The Horror Honeys: Horror Comics ~ Black Magick #1

Horror Comics ~ Black Magick #1

A Guest Comics Honey Review by Allison

Black Magick #1

Writer: Greg Rucka
Artists: Nicola Scott, Chiara Arena (Colour Assists), Jodi Wynne (Letters), Eric Trautmann (Design)
Publisher: Image Comics
Released: October 2015

Writing: 3.5/5
Characters: 3/5
Art: 5/5
Entertainment: 3.5/5
Overall: 3.5 eerie candles out of 5!

From New York Times bestselling and Eisner Award-winning writer GREG RUCKA (LAZARUS, Stumptown, Gotham Central) and superstar artist NICOLA SCOTT (Birds of Prey, Secret Six, Earth 2)! Detective Rowan Black works robbery/homicide for the Portsmouth PD, but her greatest mystery is the truth about herself...both who she has been, and who she will become. Yet there are others in Rowan's world with very long memories, and the power that one person holds, another will always covet. PLUS, each issue also features an all-new work of original fiction by GREG RUCKA! A new gothic-noir ongoing series about legacy, destiny, redemption...and the price of magic. 

A "gothic-noir" story with a female protagonist? I knew I needed to pick up this debut issue, which gives us a peek inside the life of Rowan Black, where magic is hidden from regular world. Rowan has got one foot in each world and has to balance her identities as a detective and a witch.

The series isn't off to a bad start, but I think it could have benefited from a double-sized first issue.

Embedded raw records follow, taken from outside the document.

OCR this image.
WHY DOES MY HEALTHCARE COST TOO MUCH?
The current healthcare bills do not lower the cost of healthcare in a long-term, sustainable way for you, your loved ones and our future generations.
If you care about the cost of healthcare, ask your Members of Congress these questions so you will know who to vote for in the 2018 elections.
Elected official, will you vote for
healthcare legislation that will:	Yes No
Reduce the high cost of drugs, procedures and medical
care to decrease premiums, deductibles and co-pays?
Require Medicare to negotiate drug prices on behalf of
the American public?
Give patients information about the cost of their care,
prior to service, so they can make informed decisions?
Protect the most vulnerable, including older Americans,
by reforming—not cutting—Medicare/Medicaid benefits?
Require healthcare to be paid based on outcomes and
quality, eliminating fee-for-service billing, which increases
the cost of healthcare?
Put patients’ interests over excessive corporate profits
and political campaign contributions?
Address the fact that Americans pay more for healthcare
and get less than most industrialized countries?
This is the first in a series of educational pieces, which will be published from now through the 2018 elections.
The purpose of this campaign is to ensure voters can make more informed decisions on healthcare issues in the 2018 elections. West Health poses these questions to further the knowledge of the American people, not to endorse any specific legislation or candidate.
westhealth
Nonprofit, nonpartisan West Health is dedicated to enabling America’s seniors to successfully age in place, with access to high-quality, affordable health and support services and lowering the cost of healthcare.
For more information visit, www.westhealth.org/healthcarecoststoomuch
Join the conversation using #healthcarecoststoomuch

We're introduced to Rowan only briefly, and we never get to see inside her head at all; I don't know any more about her motivations or inner life than I did before I read the comic. The first issue is nearly a standalone story, given how tight and focused it is; this could be a short story on its own. But the story sets up future conflict in the form of some kind of witch hunting organization (who may not be entirely human themselves). The hostage situation is very straightforward, but we know our protagonist is never in any danger, so it lacks some tension. It's not a bad first issue, and Rowan's encounter with the criminal is plenty exciting, but I'd have liked to see an introductory issue dig a bit deeper into our main character.

Readers picking this series up in single issues won't be disappointed by the back matter, which includes lineage information for Rowan's family, (fake) historical documents about witches, and a note from editor Jeanine Schaefer about her experiences with Wicca. Even the letters pages are filled with letters from "Valkyries," women who work in comic book shops worldwide, and who received advance copies. Their enthusiasm makes you excited for the next issue.

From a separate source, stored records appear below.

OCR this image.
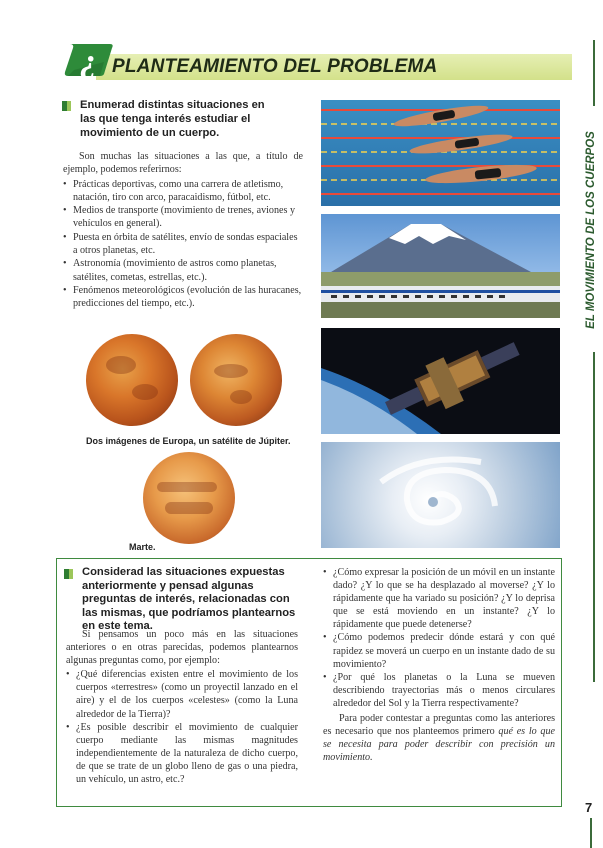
¿ PLANTEAMIENTO DEL PROBLEMA
EL MOVIMIENTO DE LOS CUERPOS
7
Enumerad distintas situaciones en las que tenga interés estudiar el movimiento de un cuerpo.

Son muchas las situaciones a las que, a título de ejemplo, podemos referirnos:

• Prácticas deportivas, como una carrera de atletismo, natación, tiro con arco, paracaidismo, fútbol, etc.
• Medios de transporte (movimiento de trenes, aviones y vehículos en general).
• Puesta en órbita de satélites, envío de sondas espaciales a otros planetas, etc.
• Astronomía (movimiento de astros como planetas, satélites, cometas, estrellas, etc.).
• Fenómenos meteorológicos (evolución de las huracanes, predicciones del tiempo, etc.).
Dos imágenes de Europa, un satélite de Júpiter.
Marte.
Considerad las situaciones expuestas anteriormente y pensad algunas preguntas de interés, relacionadas con las mismas, que podríamos plantearnos en este tema.

Si pensamos un poco más en las situaciones anteriores o en otras parecidas, podemos plantearnos algunas preguntas como, por ejemplo:

• ¿Qué diferencias existen entre el movimiento de los cuerpos «terrestres» (como un proyectil lanzado en el aire) y el de los cuerpos «celestes» (como la Luna alrededor de la Tierra)?
• ¿Es posible describir el movimiento de cualquier cuerpo mediante las mismas magnitudes independientemente de la naturaleza de dicho cuerpo, de que se trate de un globo lleno de gas o una piedra, un vehículo, un astro, etc.?
• ¿Cómo expresar la posición de un móvil en un instante dado? ¿Y lo que se ha desplazado al moverse? ¿Y lo rápidamente que ha variado su posición? ¿Y lo deprisa que se está moviendo en un instante? ¿Y lo rápidamente que puede detenerse?
• ¿Cómo podemos predecir dónde estará y con qué rapidez se moverá un cuerpo en un instante dado de su movimiento?
• ¿Por qué los planetas o la Luna se mueven describiendo trayectorias más o menos circulares alrededor del Sol y la Tierra respectivamente?

Para poder contestar a preguntas como las anteriores es necesario que nos planteemos primero qué es lo que se necesita para poder describir con precisión un movimiento.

I love it when you talk dirty.
While we barely get to know Rowan, I can hardly say we're introduced to any other characters to compare her to. We catch glimpses of her coven and coworkers, and I hope to see some of them expanded in future issues. Rowan herself is clearly capable, and you know she's cool since she rides a motorcycle. She's a witch and a cop, and it's clear she'll use magic to protect herself - so how often does she use those powers to assist her day job? She's not much more than a character sketch after this first issue, but given Rucka's strong work with Forever Carlyle in Lazarus, I'm confident that Rowan will develop some nuance and personality traits in the coming issues.

Now the art is fantastic. Scott uses more a of a flat, traditional comic-book style for medium and far shots, but gets into highly-detailed realism for close ups, which adds up a visually striking book. Rowan's face occasionally seems more pretty than expressive, but that changes toward the end of the book. The grey wash over everything adds especially to the noir atmosphere, but Arena and Scott use very subtle colour to enhance a few key scenes. The most significant is of course the use of Rowan's magic at the end, which makes her spell look more impressive and stresses its importance. But if you look closely, touches of restrained colour are scattered throughout the book, such as the gently-coloured candles on the first page. It's a neat detail that adds a lot of texture to the images and helps guide the eye along.

While this isn't precisely a horror story, it's tied with both Wicca and the infamous Witch Trials in America. The art is absolutely gorgeous, so I read the comic very slowly to just absorb every panel. So far, nothing has been too spooky (or scary), but this is a set up issue. I hope that the next will have a bit more magic, but we're already set up for a story where technology and magic conflict - or work side-by-side. I'm definitely intrigued enough to pick up the next issue.

I also derived a lot of pleasure from the number of women in this creative team. That's still an unfortunate rarity in comics, but it seems appropriate for a book about witches, doesn't it? We see men in Rowan's coven, but it's mostly women - a stark contrast to all of the men who work with her by day. That's another story dimension I look forward to exploring in future issues.